The Chaldean was respectfully received at the door by the chief slave of the atrium, who begged him to excuse the absence of the members of his master’s family; Heliodorus had been detained in Antium for several days by important business, and Hero, his daughter, had gone to rest at a late hour and was still asleep.
Olbasanus nodded with the quiet formality of a man accustomed to such phrases, and allowed himself to be conducted to the large sitting-room under the columns of the peristyle, where Lydia, reclining on a brass lounge, awaited him.
As he crossed the threshold the young Sicilian rose, greeted him with great embarrassment, and requested him to follow her.
Behind the sitting-room was a windowless, oval exedra[7] lighted from above—the apartment specially designed for the social chat so greatly prized and enjoyed by the Romans even in later times.
Into this cosy private room Lydia conducted the smiling Oriental, who read in her timid confusion assurance of victory won and fresh triumphs for the future.
But scarcely had the folding doors closed behind Olbasanus, when from the opposite ones three strong Germans rushed in and seized him as a pack of hounds fall upon a wolf.

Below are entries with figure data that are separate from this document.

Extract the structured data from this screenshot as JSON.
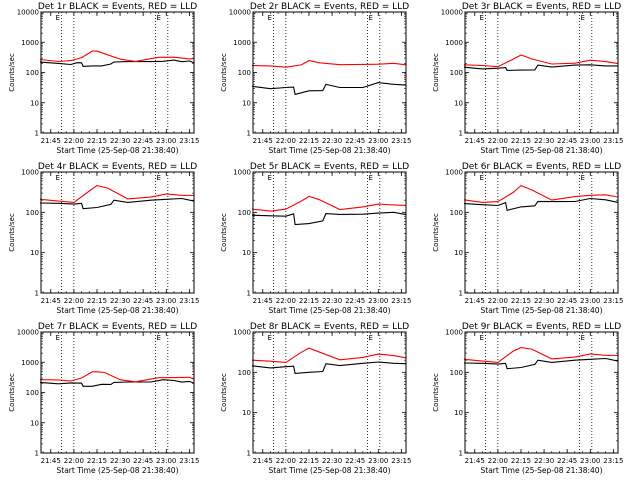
{
  "colors": {
    "background": "#ffffff",
    "events": "#000000",
    "lld": "#ff0000",
    "axes": "#000000"
  },
  "chart_data": [
    {
      "type": "line",
      "title": "Det 1r BLACK = Events, RED = LLD",
      "xlabel": "Start Time (25-Sep-08 21:38:40)",
      "ylabel": "Counts/sec",
      "xlim": [
        "21:38:40",
        "23:18:00"
      ],
      "ylim": [
        1,
        10000
      ],
      "yscale": "log",
      "xticks": [
        "21:45",
        "22:00",
        "22:15",
        "22:30",
        "22:45",
        "23:00",
        "23:15"
      ],
      "yticks": [
        "1",
        "10",
        "100",
        "1000",
        "10000"
      ],
      "vlines": [
        "21:52",
        "22:00",
        "22:53",
        "23:01"
      ],
      "vline_labels": [
        "E",
        "E"
      ],
      "series": [
        {
          "name": "BLACK = Events",
          "color": "#000000",
          "x": [
            "21:38",
            "21:50",
            "21:58",
            "22:02",
            "22:05",
            "22:06",
            "22:12",
            "22:18",
            "22:24",
            "22:26",
            "22:35",
            "22:50",
            "22:58",
            "23:05",
            "23:10",
            "23:15",
            "23:18"
          ],
          "values": [
            220,
            200,
            195,
            205,
            215,
            150,
            165,
            175,
            185,
            230,
            215,
            230,
            250,
            250,
            235,
            225,
            210
          ]
        },
        {
          "name": "RED = LLD",
          "color": "#ff0000",
          "x": [
            "21:38",
            "21:50",
            "21:58",
            "22:05",
            "22:12",
            "22:15",
            "22:20",
            "22:30",
            "22:40",
            "22:55",
            "23:05",
            "23:15",
            "23:18"
          ],
          "values": [
            270,
            245,
            240,
            320,
            480,
            510,
            440,
            270,
            240,
            300,
            320,
            300,
            280
          ]
        }
      ]
    },
    {
      "type": "line",
      "title": "Det 2r BLACK = Events, RED = LLD",
      "xlabel": "Start Time (25-Sep-08 21:38:40)",
      "ylabel": "Counts/sec",
      "xlim": [
        "21:38:40",
        "23:18:00"
      ],
      "ylim": [
        1,
        10000
      ],
      "yscale": "log",
      "xticks": [
        "21:45",
        "22:00",
        "22:15",
        "22:30",
        "22:45",
        "23:00",
        "23:15"
      ],
      "yticks": [
        "1",
        "10",
        "100",
        "1000",
        "10000"
      ],
      "vlines": [
        "21:52",
        "22:00",
        "22:53",
        "23:01"
      ],
      "vline_labels": [
        "E",
        "E"
      ],
      "series": [
        {
          "name": "BLACK = Events",
          "color": "#000000",
          "x": [
            "21:38",
            "21:50",
            "22:00",
            "22:05",
            "22:06",
            "22:15",
            "22:24",
            "22:26",
            "22:35",
            "22:50",
            "23:00",
            "23:10",
            "23:18"
          ],
          "values": [
            35,
            30,
            30,
            33,
            20,
            24,
            26,
            38,
            32,
            34,
            45,
            42,
            36
          ]
        },
        {
          "name": "RED = LLD",
          "color": "#ff0000",
          "x": [
            "21:38",
            "21:50",
            "22:00",
            "22:10",
            "22:15",
            "22:22",
            "22:35",
            "22:50",
            "23:00",
            "23:10",
            "23:18"
          ],
          "values": [
            170,
            155,
            150,
            190,
            240,
            215,
            170,
            185,
            200,
            195,
            185
          ]
        }
      ]
    },
    {
      "type": "line",
      "title": "Det 3r BLACK = Events, RED = LLD",
      "xlabel": "Start Time (25-Sep-08 21:38:40)",
      "ylabel": "Counts/sec",
      "xlim": [
        "21:38:40",
        "23:18:00"
      ],
      "ylim": [
        1,
        10000
      ],
      "yscale": "log",
      "xticks": [
        "21:45",
        "22:00",
        "22:15",
        "22:30",
        "22:45",
        "23:00",
        "23:15"
      ],
      "yticks": [
        "1",
        "10",
        "100",
        "1000",
        "10000"
      ],
      "vlines": [
        "21:52",
        "22:00",
        "22:53",
        "23:01"
      ],
      "vline_labels": [
        "E",
        "E"
      ],
      "series": [
        {
          "name": "BLACK = Events",
          "color": "#000000",
          "x": [
            "21:38",
            "21:50",
            "22:00",
            "22:05",
            "22:06",
            "22:15",
            "22:24",
            "22:26",
            "22:35",
            "22:50",
            "23:00",
            "23:10",
            "23:18"
          ],
          "values": [
            150,
            140,
            135,
            150,
            110,
            120,
            130,
            170,
            155,
            165,
            180,
            175,
            160
          ]
        },
        {
          "name": "RED = LLD",
          "color": "#ff0000",
          "x": [
            "21:38",
            "21:50",
            "22:00",
            "22:10",
            "22:15",
            "22:22",
            "22:35",
            "22:50",
            "23:00",
            "23:10",
            "23:18"
          ],
          "values": [
            180,
            165,
            160,
            260,
            380,
            300,
            185,
            210,
            240,
            230,
            210
          ]
        }
      ]
    },
    {
      "type": "line",
      "title": "Det 4r BLACK = Events, RED = LLD",
      "xlabel": "Start Time (25-Sep-08 21:38:40)",
      "ylabel": "Counts/sec",
      "xlim": [
        "21:38:40",
        "23:18:00"
      ],
      "ylim": [
        1,
        1000
      ],
      "yscale": "log",
      "xticks": [
        "21:45",
        "22:00",
        "22:15",
        "22:30",
        "22:45",
        "23:00",
        "23:15"
      ],
      "yticks": [
        "1",
        "10",
        "100",
        "1000"
      ],
      "vlines": [
        "21:52",
        "22:00",
        "22:53",
        "23:01"
      ],
      "vline_labels": [
        "E",
        "E"
      ],
      "series": [
        {
          "name": "BLACK = Events",
          "color": "#000000",
          "x": [
            "21:38",
            "21:50",
            "22:00",
            "22:05",
            "22:06",
            "22:15",
            "22:24",
            "22:26",
            "22:35",
            "22:50",
            "23:00",
            "23:10",
            "23:18"
          ],
          "values": [
            170,
            160,
            160,
            175,
            120,
            135,
            150,
            200,
            185,
            195,
            215,
            210,
            190
          ]
        },
        {
          "name": "RED = LLD",
          "color": "#ff0000",
          "x": [
            "21:38",
            "21:50",
            "22:00",
            "22:10",
            "22:15",
            "22:22",
            "22:35",
            "22:50",
            "23:00",
            "23:10",
            "23:18"
          ],
          "values": [
            210,
            190,
            185,
            330,
            470,
            380,
            215,
            250,
            280,
            270,
            250
          ]
        }
      ]
    },
    {
      "type": "line",
      "title": "Det 5r BLACK = Events, RED = LLD",
      "xlabel": "Start Time (25-Sep-08 21:38:40)",
      "ylabel": "Counts/sec",
      "xlim": [
        "21:38:40",
        "23:18:00"
      ],
      "ylim": [
        1,
        1000
      ],
      "yscale": "log",
      "xticks": [
        "21:45",
        "22:00",
        "22:15",
        "22:30",
        "22:45",
        "23:00",
        "23:15"
      ],
      "yticks": [
        "1",
        "10",
        "100",
        "1000"
      ],
      "vlines": [
        "21:52",
        "22:00",
        "22:53",
        "23:01"
      ],
      "vline_labels": [
        "E",
        "E"
      ],
      "series": [
        {
          "name": "BLACK = Events",
          "color": "#000000",
          "x": [
            "21:38",
            "21:50",
            "22:00",
            "22:05",
            "22:06",
            "22:15",
            "22:24",
            "22:26",
            "22:35",
            "22:50",
            "23:00",
            "23:10",
            "23:18"
          ],
          "values": [
            85,
            80,
            82,
            88,
            50,
            55,
            60,
            95,
            85,
            90,
            100,
            98,
            90
          ]
        },
        {
          "name": "RED = LLD",
          "color": "#ff0000",
          "x": [
            "21:38",
            "21:50",
            "22:00",
            "22:10",
            "22:15",
            "22:22",
            "22:35",
            "22:50",
            "23:00",
            "23:10",
            "23:18"
          ],
          "values": [
            120,
            110,
            115,
            190,
            260,
            200,
            120,
            130,
            160,
            160,
            145
          ]
        }
      ]
    },
    {
      "type": "line",
      "title": "Det 6r BLACK = Events, RED = LLD",
      "xlabel": "Start Time (25-Sep-08 21:38:40)",
      "ylabel": "Counts/sec",
      "xlim": [
        "21:38:40",
        "23:18:00"
      ],
      "ylim": [
        1,
        1000
      ],
      "yscale": "log",
      "xticks": [
        "21:45",
        "22:00",
        "22:15",
        "22:30",
        "22:45",
        "23:00",
        "23:15"
      ],
      "yticks": [
        "1",
        "10",
        "100",
        "1000"
      ],
      "vlines": [
        "21:52",
        "22:00",
        "22:53",
        "23:01"
      ],
      "vline_labels": [
        "E",
        "E"
      ],
      "series": [
        {
          "name": "BLACK = Events",
          "color": "#000000",
          "x": [
            "21:38",
            "21:50",
            "22:00",
            "22:05",
            "22:06",
            "22:15",
            "22:24",
            "22:26",
            "22:35",
            "22:50",
            "23:00",
            "23:10",
            "23:18"
          ],
          "values": [
            165,
            155,
            155,
            170,
            115,
            130,
            145,
            195,
            180,
            190,
            210,
            205,
            185
          ]
        },
        {
          "name": "RED = LLD",
          "color": "#ff0000",
          "x": [
            "21:38",
            "21:50",
            "22:00",
            "22:10",
            "22:15",
            "22:22",
            "22:35",
            "22:50",
            "23:00",
            "23:10",
            "23:18"
          ],
          "values": [
            205,
            185,
            180,
            320,
            440,
            360,
            210,
            240,
            270,
            260,
            240
          ]
        }
      ]
    },
    {
      "type": "line",
      "title": "Det 7r BLACK = Events, RED = LLD",
      "xlabel": "Start Time (25-Sep-08 21:38:40)",
      "ylabel": "Counts/sec",
      "xlim": [
        "21:38:40",
        "23:18:00"
      ],
      "ylim": [
        1,
        10000
      ],
      "yscale": "log",
      "xticks": [
        "21:45",
        "22:00",
        "22:15",
        "22:30",
        "22:45",
        "23:00",
        "23:15"
      ],
      "yticks": [
        "1",
        "10",
        "100",
        "1000",
        "10000"
      ],
      "vlines": [
        "21:52",
        "22:00",
        "22:53",
        "23:01"
      ],
      "vline_labels": [
        "E",
        "E"
      ],
      "series": [
        {
          "name": "BLACK = Events",
          "color": "#000000",
          "x": [
            "21:38",
            "21:50",
            "21:58",
            "22:02",
            "22:05",
            "22:06",
            "22:12",
            "22:18",
            "22:24",
            "22:26",
            "22:35",
            "22:50",
            "22:58",
            "23:05",
            "23:10",
            "23:15",
            "23:18"
          ],
          "values": [
            215,
            200,
            195,
            205,
            215,
            155,
            165,
            175,
            185,
            230,
            215,
            230,
            250,
            250,
            235,
            225,
            210
          ]
        },
        {
          "name": "RED = LLD",
          "color": "#ff0000",
          "x": [
            "21:38",
            "21:50",
            "21:58",
            "22:05",
            "22:12",
            "22:15",
            "22:20",
            "22:30",
            "22:40",
            "22:55",
            "23:05",
            "23:15",
            "23:18"
          ],
          "values": [
            265,
            245,
            240,
            320,
            470,
            500,
            430,
            265,
            240,
            300,
            320,
            300,
            275
          ]
        }
      ]
    },
    {
      "type": "line",
      "title": "Det 8r BLACK = Events, RED = LLD",
      "xlabel": "Start Time (25-Sep-08 21:38:40)",
      "ylabel": "Counts/sec",
      "xlim": [
        "21:38:40",
        "23:18:00"
      ],
      "ylim": [
        1,
        1000
      ],
      "yscale": "log",
      "xticks": [
        "21:45",
        "22:00",
        "22:15",
        "22:30",
        "22:45",
        "23:00",
        "23:15"
      ],
      "yticks": [
        "1",
        "10",
        "100",
        "1000"
      ],
      "vlines": [
        "21:52",
        "22:00",
        "22:53",
        "23:01"
      ],
      "vline_labels": [
        "E",
        "E"
      ],
      "series": [
        {
          "name": "BLACK = Events",
          "color": "#000000",
          "x": [
            "21:38",
            "21:50",
            "22:00",
            "22:05",
            "22:06",
            "22:15",
            "22:24",
            "22:26",
            "22:35",
            "22:50",
            "23:00",
            "23:10",
            "23:18"
          ],
          "values": [
            145,
            135,
            135,
            145,
            90,
            100,
            110,
            160,
            150,
            160,
            180,
            175,
            160
          ]
        },
        {
          "name": "RED = LLD",
          "color": "#ff0000",
          "x": [
            "21:38",
            "21:50",
            "22:00",
            "22:10",
            "22:15",
            "22:22",
            "22:35",
            "22:50",
            "23:00",
            "23:10",
            "23:18"
          ],
          "values": [
            200,
            185,
            180,
            300,
            400,
            330,
            200,
            240,
            270,
            260,
            240
          ]
        }
      ]
    },
    {
      "type": "line",
      "title": "Det 9r BLACK = Events, RED = LLD",
      "xlabel": "Start Time (25-Sep-08 21:38:40)",
      "ylabel": "Counts/sec",
      "xlim": [
        "21:38:40",
        "23:18:00"
      ],
      "ylim": [
        1,
        1000
      ],
      "yscale": "log",
      "xticks": [
        "21:45",
        "22:00",
        "22:15",
        "22:30",
        "22:45",
        "23:00",
        "23:15"
      ],
      "yticks": [
        "1",
        "10",
        "100",
        "1000"
      ],
      "vlines": [
        "21:52",
        "22:00",
        "22:53",
        "23:01"
      ],
      "vline_labels": [
        "E",
        "E"
      ],
      "series": [
        {
          "name": "BLACK = Events",
          "color": "#000000",
          "x": [
            "21:38",
            "21:50",
            "22:00",
            "22:05",
            "22:06",
            "22:15",
            "22:24",
            "22:26",
            "22:35",
            "22:50",
            "23:00",
            "23:10",
            "23:18"
          ],
          "values": [
            170,
            160,
            160,
            175,
            120,
            135,
            150,
            200,
            185,
            195,
            215,
            210,
            190
          ]
        },
        {
          "name": "RED = LLD",
          "color": "#ff0000",
          "x": [
            "21:38",
            "21:50",
            "22:00",
            "22:10",
            "22:15",
            "22:22",
            "22:35",
            "22:50",
            "23:00",
            "23:10",
            "23:18"
          ],
          "values": [
            210,
            190,
            185,
            330,
            420,
            360,
            215,
            250,
            280,
            270,
            250
          ]
        }
      ]
    }
  ]
}
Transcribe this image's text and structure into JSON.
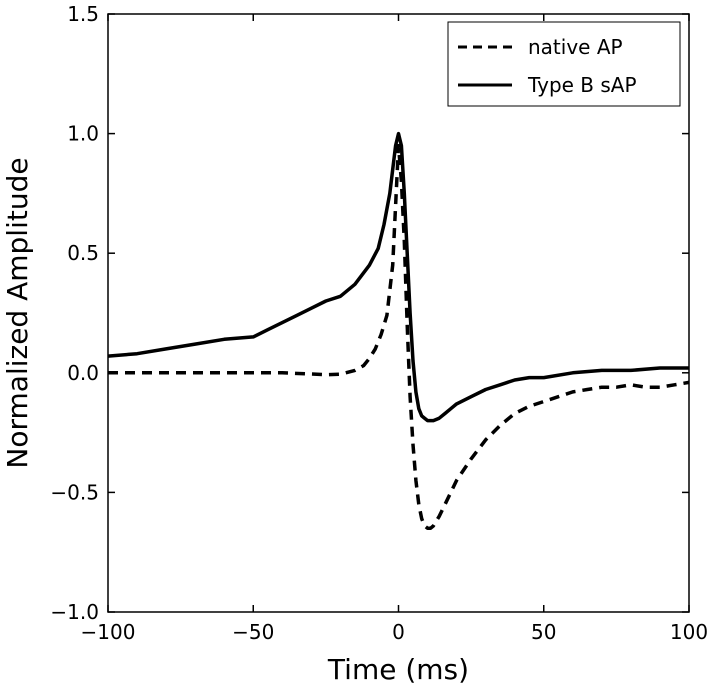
{
  "chart_data": {
    "type": "line",
    "xlabel": "Time (ms)",
    "ylabel": "Normalized Amplitude",
    "xlim": [
      -100,
      100
    ],
    "ylim": [
      -1.0,
      1.5
    ],
    "xticks": [
      -100,
      -50,
      0,
      50,
      100
    ],
    "xtick_labels": [
      "−100",
      "−50",
      "0",
      "50",
      "100"
    ],
    "yticks": [
      -1.0,
      -0.5,
      0.0,
      0.5,
      1.0,
      1.5
    ],
    "ytick_labels": [
      "−1.0",
      "−0.5",
      "0.0",
      "0.5",
      "1.0",
      "1.5"
    ],
    "grid": false,
    "legend_position": "top-right",
    "series": [
      {
        "name": "native AP",
        "style": "dashed",
        "color": "#000000",
        "x": [
          -100,
          -80,
          -60,
          -40,
          -30,
          -25,
          -20,
          -15,
          -12,
          -10,
          -8,
          -6,
          -4,
          -2,
          -1,
          0,
          1,
          2,
          3,
          4,
          5,
          6,
          7,
          8,
          9,
          10,
          11,
          12,
          14,
          16,
          18,
          20,
          25,
          30,
          35,
          40,
          45,
          50,
          55,
          60,
          65,
          70,
          75,
          80,
          85,
          90,
          95,
          100
        ],
        "y": [
          0.0,
          0.0,
          0.0,
          0.0,
          -0.005,
          -0.008,
          -0.006,
          0.01,
          0.03,
          0.06,
          0.1,
          0.16,
          0.24,
          0.45,
          0.7,
          0.95,
          0.8,
          0.55,
          0.2,
          -0.1,
          -0.3,
          -0.45,
          -0.55,
          -0.61,
          -0.64,
          -0.65,
          -0.65,
          -0.64,
          -0.6,
          -0.55,
          -0.5,
          -0.45,
          -0.36,
          -0.28,
          -0.22,
          -0.17,
          -0.14,
          -0.12,
          -0.1,
          -0.08,
          -0.07,
          -0.06,
          -0.06,
          -0.05,
          -0.06,
          -0.06,
          -0.05,
          -0.04
        ]
      },
      {
        "name": "Type B sAP",
        "style": "solid",
        "color": "#000000",
        "x": [
          -100,
          -90,
          -80,
          -70,
          -60,
          -50,
          -45,
          -40,
          -35,
          -30,
          -25,
          -20,
          -15,
          -10,
          -7,
          -5,
          -3,
          -2,
          -1,
          0,
          1,
          2,
          3,
          4,
          5,
          6,
          7,
          8,
          9,
          10,
          11,
          12,
          14,
          16,
          18,
          20,
          25,
          30,
          35,
          40,
          45,
          50,
          60,
          70,
          80,
          90,
          100
        ],
        "y": [
          0.07,
          0.08,
          0.1,
          0.12,
          0.14,
          0.15,
          0.18,
          0.21,
          0.24,
          0.27,
          0.3,
          0.32,
          0.37,
          0.45,
          0.52,
          0.62,
          0.75,
          0.85,
          0.95,
          1.0,
          0.95,
          0.75,
          0.5,
          0.25,
          0.05,
          -0.08,
          -0.15,
          -0.18,
          -0.19,
          -0.2,
          -0.2,
          -0.2,
          -0.19,
          -0.17,
          -0.15,
          -0.13,
          -0.1,
          -0.07,
          -0.05,
          -0.03,
          -0.02,
          -0.02,
          0.0,
          0.01,
          0.01,
          0.02,
          0.02
        ]
      }
    ]
  }
}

Spite of his desperate resistance, he was bound; a gag, thrust by the flaxen-haired Frieselanders between his jaws, barely allowed him to breathe.
At the same time Caius Bononius and the centurion Philippus entered the exedra by a side door.
“Why do you roll your eyes so, conjuror of Hecate?” said Bononius. “It will be an easy matter for the confidant of all the spirits of the Upper and Lower World to burst these bonds asunder and hurl the criminals who have assailed him lifeless on the floor.”
Spite of the defiant scorn these words were intended to express, the young man’s voice had trembled. The glances that flashed from under the Oriental’s lashes were so fierce and diabolical, and the memory of the events in the enchanter’s house on the Quirinal so fresh, that Bononius could not without emotion see the conquered man at his feet,—for in the struggle with the slaves Olbasanus had sunk upon his knees.